Смекни!
smekni.com

А.П. Чехов и русский театр

А. П. ЧЕХОВ И РУССКИЙ ТЕАТР

Театр был для Чехова первой любовью. Этой любви он оставал­ся верен всю свою жизнь. Театр создавал Чехова, и драматург от­платил ему тем же — он создал театр.

Чехов нередко зарекался писать для театра, но он не мог не воз­вращаться к нему.

Характерно также и то, что жанр водевиля он предпочитал “высоким” жанрам театра. Известно: “Вишневый сад” Чехов заду­мал как четырехактный водевиль, где “черт будет ходить ходу­ном”. Мечта написать водевиль хороший, по воспоминаниям совре­менников, была мечтой его жизни. Это можно объяснить тем, что кроме безобидных водевильных противоречий, шутки, торжества смеха водевиль означал для Чехова школу мастерства — стиль и лаконизм.

Вспомним основной чеховский принцип: “Искусство писать — это искусство сокращать”. Одноактные сценки и шутки Чехова по­могают понять, почему глубокую и лирическую пьесу “Вишневый сад” Чехов был склонен считать водевилем.

Однако сегодня Чехов — драматург, чье искусство в значитель­ной степени определило физиономию театра нашего столетия. Он принес на сцену новые формы, новое содержание и новый дух.

Словно голубка Пикассо для международного сообщества, чайка на занавесе МХАТа стала для театра символом нового отношения к миру и зрителю. “Чайка” открывает классический цикл чеховской драматургии: комедия “Чайка”, “Дядя Ваня” — не комедия, не драма, не трагедия, а так: “Сцены из деревенской жизни в 4 дейст­виях”; “Три сестры” — драма и “Вишневый сад” — комедия.

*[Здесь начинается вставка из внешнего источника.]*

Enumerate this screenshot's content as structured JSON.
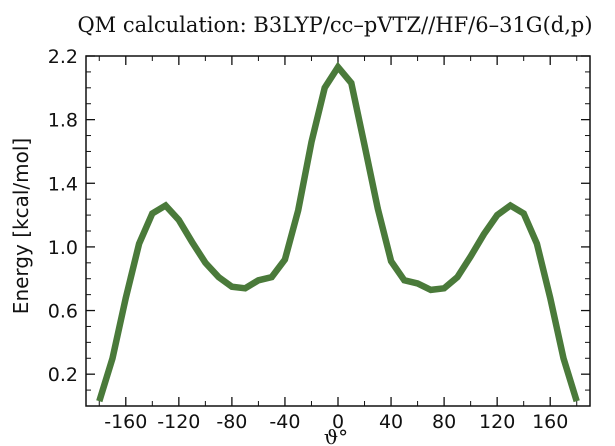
{
  "chart_data": {
    "type": "line",
    "title": "QM calculation: B3LYP/cc–pVTZ//HF/6–31G(d,p)",
    "xlabel": "ϑ°",
    "ylabel": "Energy [kcal/mol]",
    "xlim": [
      -190,
      190
    ],
    "ylim": [
      0.0,
      2.2
    ],
    "xticks": [
      -160,
      -120,
      -80,
      -40,
      0,
      40,
      80,
      120,
      160
    ],
    "xtick_labels": [
      "-160",
      "-120",
      "-80",
      "-40",
      "0",
      "40",
      "80",
      "120",
      "160"
    ],
    "yticks": [
      0.2,
      0.6,
      1.0,
      1.4,
      1.8,
      2.2
    ],
    "ytick_labels": [
      "0.2",
      "0.6",
      "1.0",
      "1.4",
      "1.8",
      "2.2"
    ],
    "grid": false,
    "line_color": "#4a7a3a",
    "series": [
      {
        "x": [
          -180,
          -170,
          -160,
          -150,
          -140,
          -130,
          -120,
          -110,
          -100,
          -90,
          -80,
          -70,
          -60,
          -50,
          -40,
          -30,
          -20,
          -10,
          0,
          10,
          20,
          30,
          40,
          50,
          60,
          70,
          80,
          90,
          100,
          110,
          120,
          130,
          140,
          150,
          160,
          170,
          180
        ],
        "values": [
          0.03,
          0.3,
          0.68,
          1.02,
          1.21,
          1.26,
          1.17,
          1.03,
          0.9,
          0.81,
          0.75,
          0.74,
          0.79,
          0.81,
          0.92,
          1.23,
          1.66,
          2.0,
          2.13,
          2.03,
          1.64,
          1.24,
          0.91,
          0.79,
          0.77,
          0.73,
          0.74,
          0.81,
          0.94,
          1.08,
          1.2,
          1.26,
          1.21,
          1.02,
          0.68,
          0.3,
          0.03
        ]
      }
    ]
  }
}
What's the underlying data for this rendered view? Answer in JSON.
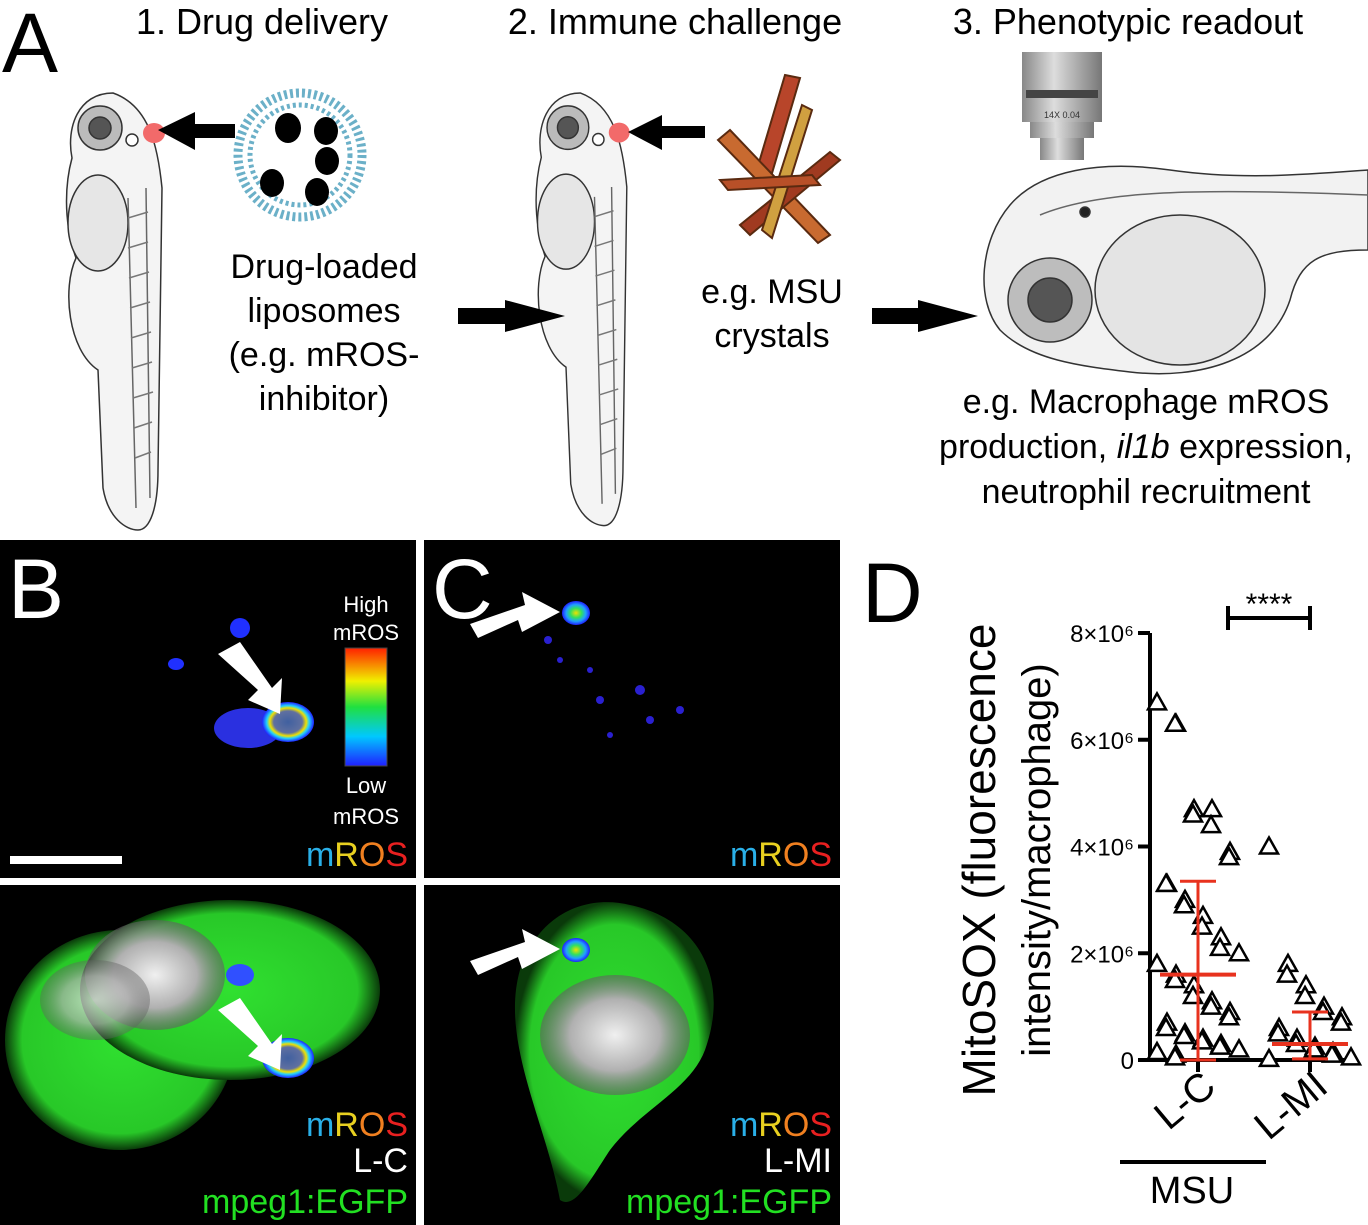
{
  "panel_a": {
    "letter": "A",
    "steps": [
      {
        "title": "1. Drug delivery",
        "caption": [
          "Drug-loaded",
          "liposomes",
          "(e.g. mROS-",
          "inhibitor)"
        ]
      },
      {
        "title": "2. Immune challenge",
        "caption": [
          "e.g. MSU",
          "crystals"
        ]
      },
      {
        "title": "3. Phenotypic readout",
        "caption_line1": "e.g. Macrophage mROS",
        "caption_line2_pre": "production, ",
        "caption_line2_gene": "il1b",
        "caption_line2_post": " expression,",
        "caption_line3": "neutrophil recruitment"
      }
    ],
    "objective_label": "14X 0.04"
  },
  "panel_b": {
    "letter": "B",
    "legend_high": [
      "High",
      "mROS"
    ],
    "legend_low": [
      "Low",
      "mROS"
    ],
    "stain": [
      "m",
      "R",
      "O",
      "S"
    ],
    "treatment": "L-C",
    "reporter": "mpeg1:EGFP"
  },
  "panel_c": {
    "letter": "C",
    "stain": [
      "m",
      "R",
      "O",
      "S"
    ],
    "treatment": "L-MI",
    "reporter": "mpeg1:EGFP"
  },
  "chart_data": {
    "type": "scatter",
    "letter": "D",
    "y_label": [
      "MitoSOX (fluorescence",
      "intensity/macrophage)"
    ],
    "categories": [
      "L-C",
      "L-MI"
    ],
    "group_label": "MSU",
    "significance": "****",
    "ylim": [
      0,
      8000000
    ],
    "yticks": [
      0,
      {
        "value": 2000000,
        "label": "2×10⁶"
      },
      {
        "value": 4000000,
        "label": "4×10⁶"
      },
      {
        "value": 6000000,
        "label": "6×10⁶"
      },
      {
        "value": 8000000,
        "label": "8×10⁶"
      }
    ],
    "values": [
      [
        6700000,
        6300000,
        6300000,
        4700000,
        4600000,
        4700000,
        4400000,
        3900000,
        3800000,
        3300000,
        3300000,
        3000000,
        2900000,
        2700000,
        2500000,
        2300000,
        2100000,
        2000000,
        1800000,
        1600000,
        1500000,
        1400000,
        1200000,
        1100000,
        1000000,
        900000,
        800000,
        700000,
        600000,
        500000,
        450000,
        400000,
        350000,
        300000,
        250000,
        200000,
        150000,
        100000,
        50000
      ],
      [
        4000000,
        1800000,
        1600000,
        1400000,
        1200000,
        1000000,
        900000,
        800000,
        700000,
        600000,
        500000,
        400000,
        300000,
        250000,
        200000,
        150000,
        100000,
        50000,
        20000
      ]
    ],
    "centers": [
      1600000,
      300000
    ],
    "whisker_low": [
      0,
      20000
    ],
    "whisker_high": [
      3350000,
      900000
    ],
    "marker_color": "#000000",
    "summary_color": "#e8321e"
  }
}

Кроме объединяющего эти произведения структурного призна­ка — все они имеют четыре действия, — герои пьес обычные люди, с обычными мыслями, в обычных усадебных интерьерах, с обычны­ми желаниями и чувствами. Чехов умеет показать, как сквозь это обычное постоянно и сильно сияет скрытая красота. И даже тогда, когда жизнь пропадает напрасно, расходуется на пустяки, мельча­ет, этот огонь не слабеет: “Мы отдохнем! Мы услышим ангелов, мы увидим небо в алмазах, мы увидим, как все зло земное, все наши страдания потонут в милосердии, которое наполнит собою весь мир, и наша жизнь станет тихою, немножко сладкою, как ласка. Я верую, верую...”

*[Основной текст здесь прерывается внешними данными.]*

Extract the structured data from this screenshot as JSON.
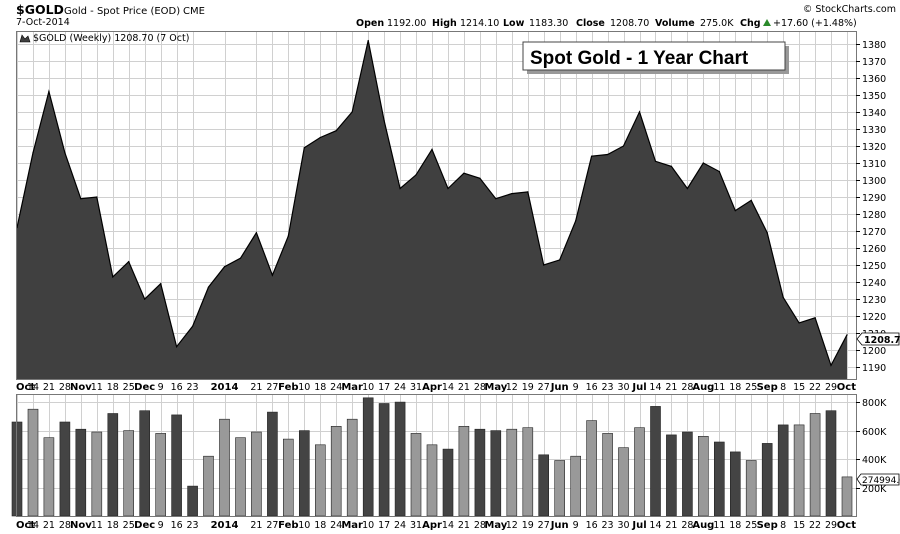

Чехов может забрать у своих героев все: иллюзии, молодость, таланты, но одно всегда с ними — надежда. Вспомним Ольгу из “Трех сестер”: “Будем жить! Музыка играет так весело, так радостно, и, кажется, еще немного, и мы узнаем, зачем мы живем, зачем страдаем”. Вспомним отдаленный звук, точно с неба, звук лопнув­шей струны, — все это образцы вечной, немеркнущей надежды.

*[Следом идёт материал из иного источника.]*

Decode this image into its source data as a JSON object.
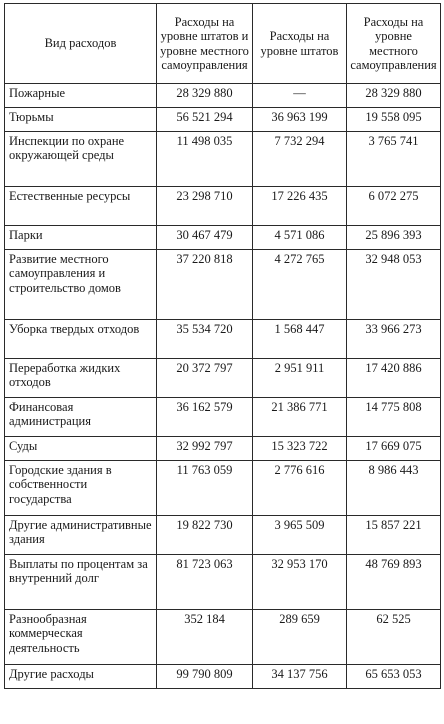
{
  "headers": [
    "Вид расходов",
    "Расходы на уровне штатов и уровне местного самоуправления",
    "Расходы на уровне штатов",
    "Расходы на уровне местного самоуправления"
  ],
  "rows": [
    {
      "label": "Пожарные",
      "total": "28 329 880",
      "state": "—",
      "local": "28 329 880"
    },
    {
      "label": "Тюрьмы",
      "total": "56 521 294",
      "state": "36 963 199",
      "local": "19 558 095"
    },
    {
      "label": "Инспекции по охране окружающей среды",
      "total": "11 498 035",
      "state": "7 732 294",
      "local": "3 765 741"
    },
    {
      "label": "Естественные ресурсы",
      "total": "23 298 710",
      "state": "17 226 435",
      "local": "6 072 275"
    },
    {
      "label": "Парки",
      "total": "30 467 479",
      "state": "4 571 086",
      "local": "25 896 393"
    },
    {
      "label": "Развитие местного самоуправления и строительство домов",
      "total": "37 220 818",
      "state": "4 272 765",
      "local": "32 948 053"
    },
    {
      "label": "Уборка твердых отходов",
      "total": "35 534 720",
      "state": "1 568 447",
      "local": "33 966 273"
    },
    {
      "label": "Переработка жидких отходов",
      "total": "20 372 797",
      "state": "2 951 911",
      "local": "17 420 886"
    },
    {
      "label": "Финансовая администрация",
      "total": "36 162 579",
      "state": "21 386 771",
      "local": "14 775 808"
    },
    {
      "label": "Суды",
      "total": "32 992 797",
      "state": "15 323 722",
      "local": "17 669 075"
    },
    {
      "label": "Городские здания в собственности государства",
      "total": "11 763 059",
      "state": "2 776 616",
      "local": "8 986 443"
    },
    {
      "label": "Другие административные здания",
      "total": "19 822 730",
      "state": "3 965 509",
      "local": "15 857 221"
    },
    {
      "label": "Выплаты по процентам за внутренний долг",
      "total": "81 723 063",
      "state": "32 953 170",
      "local": "48 769 893"
    },
    {
      "label": "Разнообразная коммерческая деятельность",
      "total": "352 184",
      "state": "289 659",
      "local": "62 525"
    },
    {
      "label": "Другие расходы",
      "total": "99 790 809",
      "state": "34 137 756",
      "local": "65 653 053"
    }
  ]
}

Эстетический принцип — скрытость, затаенность красоты в обыкновенном и повседневном, был тесно связан с убеждением Че­хова в богатстве, разнообразии и талантливости русской жизни. Это мог почувствовать только новый, нетрадиционный театр. Недаром по поводу постановки “Чайки” в Петербурге Чехов писал: “Пьеса шлепнулась и провалилась с треском. В театре было тяжелое напряжение недоумения и позора”.

Таким образом, новой драматургией нового века стал МХАТ, где было понято главное — пьесы Чехова имеют кроме внешнего плана иные, глубокие смыслы, не менее, а иногда и более важные. И задача театра: внятно и вдумчиво раскрыть их зрителю.

Чеховская драматургия не терпит статичности. Она живет в ин­терпретации, каждый новый театр и новый режиссер открывают в ней новые файлы. Современный театр сегодня переживает, спустя 100 лет, настоящий чеховский бум. Нет такой приличной сцены, где не шли бы “Три сестры”, “Чайка”, “Вишневый сад”, реже — “Дядя Ваня”. Чехов абсолютно органичен сознанию человека конца XX столетия. Бесчисленные театральные и киношные трактовки, чеховские фестивали, мучительные поиски образов — таков слож­ный и новый Чехов сегодня. Не менее новый и сложный, чем при жизни. Его камерные, дачные сюжеты и разговоры оказались инте­ресны и актуальны. Он все терпит: любые подмостки, любых акте­ров и режиссеров, все, кроме дурного вкуса.